Bending and counter-bending: To begin, I soften my horse by bending him in both directions. Then, to teach him to get off my leg pressure, I counter-bend him, pushing him away from the fence while keeping his head out and shoulder down. Next, to show him it’s easier to be in the correct form than it is to be out of form (having his head out and shoulder down is uncomfortable), I go back to a regular bend.

Sidepassing and two-tracking: Next, I sidepass the horse down the fence a few times, working in both directions. I want him to sidepass with his nose going the same direction as his hip. When he sidepasses correctly for two to three steps, I release my leg pressure. My whole program is pressure, release, reward. I apply pressure, the horse releases to the pressure, and I reward him by removing the pressure. We progress to the two-track, a lateral maneuver in which I ask the horse to track sideways with forward motion.

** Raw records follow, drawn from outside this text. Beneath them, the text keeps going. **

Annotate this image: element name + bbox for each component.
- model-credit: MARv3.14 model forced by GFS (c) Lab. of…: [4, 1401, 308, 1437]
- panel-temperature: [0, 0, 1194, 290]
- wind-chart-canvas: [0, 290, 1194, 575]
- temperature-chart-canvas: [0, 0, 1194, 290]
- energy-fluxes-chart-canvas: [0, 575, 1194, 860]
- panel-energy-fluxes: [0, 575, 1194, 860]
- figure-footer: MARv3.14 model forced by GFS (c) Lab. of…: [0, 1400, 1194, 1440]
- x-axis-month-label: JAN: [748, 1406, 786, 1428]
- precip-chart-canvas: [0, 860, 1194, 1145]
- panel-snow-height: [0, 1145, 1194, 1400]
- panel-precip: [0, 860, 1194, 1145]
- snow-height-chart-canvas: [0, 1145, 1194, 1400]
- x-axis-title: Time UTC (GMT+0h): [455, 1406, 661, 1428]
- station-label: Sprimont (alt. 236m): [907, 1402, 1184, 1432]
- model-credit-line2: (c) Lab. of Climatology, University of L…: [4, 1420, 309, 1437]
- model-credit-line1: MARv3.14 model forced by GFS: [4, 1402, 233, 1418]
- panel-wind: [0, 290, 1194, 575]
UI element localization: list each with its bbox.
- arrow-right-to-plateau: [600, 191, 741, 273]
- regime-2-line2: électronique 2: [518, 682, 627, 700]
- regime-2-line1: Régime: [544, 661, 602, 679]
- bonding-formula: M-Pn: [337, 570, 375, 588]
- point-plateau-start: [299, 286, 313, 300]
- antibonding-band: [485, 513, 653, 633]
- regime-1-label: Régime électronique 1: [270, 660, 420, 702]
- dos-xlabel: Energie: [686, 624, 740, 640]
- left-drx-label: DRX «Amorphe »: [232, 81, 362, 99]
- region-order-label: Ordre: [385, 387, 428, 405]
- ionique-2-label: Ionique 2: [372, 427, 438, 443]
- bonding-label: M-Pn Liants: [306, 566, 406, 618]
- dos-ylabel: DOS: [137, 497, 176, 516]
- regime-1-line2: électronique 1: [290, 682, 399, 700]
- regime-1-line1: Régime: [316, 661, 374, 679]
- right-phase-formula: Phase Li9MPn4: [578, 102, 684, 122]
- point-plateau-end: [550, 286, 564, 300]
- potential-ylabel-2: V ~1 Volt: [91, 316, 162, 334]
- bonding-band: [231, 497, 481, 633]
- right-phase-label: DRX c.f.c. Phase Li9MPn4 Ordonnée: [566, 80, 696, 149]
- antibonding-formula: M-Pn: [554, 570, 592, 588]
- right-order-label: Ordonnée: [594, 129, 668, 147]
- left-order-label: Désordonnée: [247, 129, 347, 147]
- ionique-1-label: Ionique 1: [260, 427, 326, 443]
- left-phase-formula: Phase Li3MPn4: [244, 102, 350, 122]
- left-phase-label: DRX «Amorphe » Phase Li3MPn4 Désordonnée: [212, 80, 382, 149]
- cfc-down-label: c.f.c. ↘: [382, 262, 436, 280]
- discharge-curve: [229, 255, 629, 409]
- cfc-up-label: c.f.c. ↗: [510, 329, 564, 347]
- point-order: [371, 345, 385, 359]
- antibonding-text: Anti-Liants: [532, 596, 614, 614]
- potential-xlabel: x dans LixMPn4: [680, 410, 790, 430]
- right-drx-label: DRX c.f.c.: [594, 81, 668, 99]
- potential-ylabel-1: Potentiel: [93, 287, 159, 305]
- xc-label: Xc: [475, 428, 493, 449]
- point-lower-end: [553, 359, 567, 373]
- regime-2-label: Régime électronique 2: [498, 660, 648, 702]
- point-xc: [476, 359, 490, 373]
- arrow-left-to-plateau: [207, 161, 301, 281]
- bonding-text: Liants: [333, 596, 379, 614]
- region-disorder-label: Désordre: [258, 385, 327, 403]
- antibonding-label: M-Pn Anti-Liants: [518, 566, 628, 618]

Credit: Photo by Tonya Ratliff-Garrison Drill: With a rein in each hand, lay one against the neck. If the horse doesn’t come off the rein’s touch right away, remind him with a bump from the other rein. Then ask again.

Pushing the hip: My next exercise helps a horse learn to keep his shoulders up while moving his hindquarters laterally. I push the horse’s hip around an imaginary square box, keeping both his nose and hip to the outside. You always want to push the hip the same way as the nose is going because if you don’t, you’ll teach the horse to drop, or lean over onto his inside shoulder. That makes his front end less maneuverable.

Feeling for the bit: To get a horse really soft in rein response, so I don’t have to pull on him to change direction, I do a drill designed to get him to feel for the bit and come off the rein—as though he has power steering. With both hands on the reins, I lay one rein on his neck and bump the bit lightly with the other rein. If my horse doesn’t come off the rein, he gets reminded with a harder bump. A horse can feel a fly land on him, so he can feel that rein sliding. Eventually, he should come off the rein cue so softly that I can guide into a change of direction on a loose rein.

Once my horse is soft, almost “noodle-y,” I like to put him through a lot of transitions. I’ll trot and lope him in serpentines, circles, over obstacles, and even off the track. We change directions; speed up; slow down; and change leads, either simple or flying. It’s a kind of mind game: The horse has to be able to go fast or slow down, on request, and he has to guide and listen to me.

Final Note

Credit: Photo by Tonya Ratliff-Garrison Walking over logs is a possible obstacle in ranch pleasure, and your horse should learn how to handle them.

The biggest thing to remember about ranch pleasure is to go out and have fun.

Today, when events have become so specialized that it’s considered “normal” to be a one-event rider on a one-event horse, ranch pleasure is more like the old-time shows where you and your horse both get to prove your versatility.

Another bonus: You don’t need a $5,000 saddle or a $1,000 outfit to show in ranch pleasure. You just need desire to compete, and a horse that listens to you.

So go out there and try ranch pleasure. Before long, you’ll see how much happier your horse is doing a class where he’s not asked to move or hold his body in an unnatural way—and that will make you enjoy riding so much more.

Fielding “Bozo” Rogers was raised near Las Vegas, New Mexico, on the Conchas and CA ranches, now owned by the Singleton Ranches. A lifelong horse trainer, Rogers has shown in cutting, cow horse, reining, and versatility ranch horse. He rode WM Blasted Smart, the 2005 red roan gelding featured in this article, to the 2013 AQHA high-point championship and the 2014 AQHA versatility ranch horse reserve world title. He currently trains for Wes and Sarah Williams’ Dove Creek Ranch in Rhome, Texas, and is an approved judge for the National Reined Cow Horse Association and the American Quarter Horse Association (specialized in versatility ranch horse).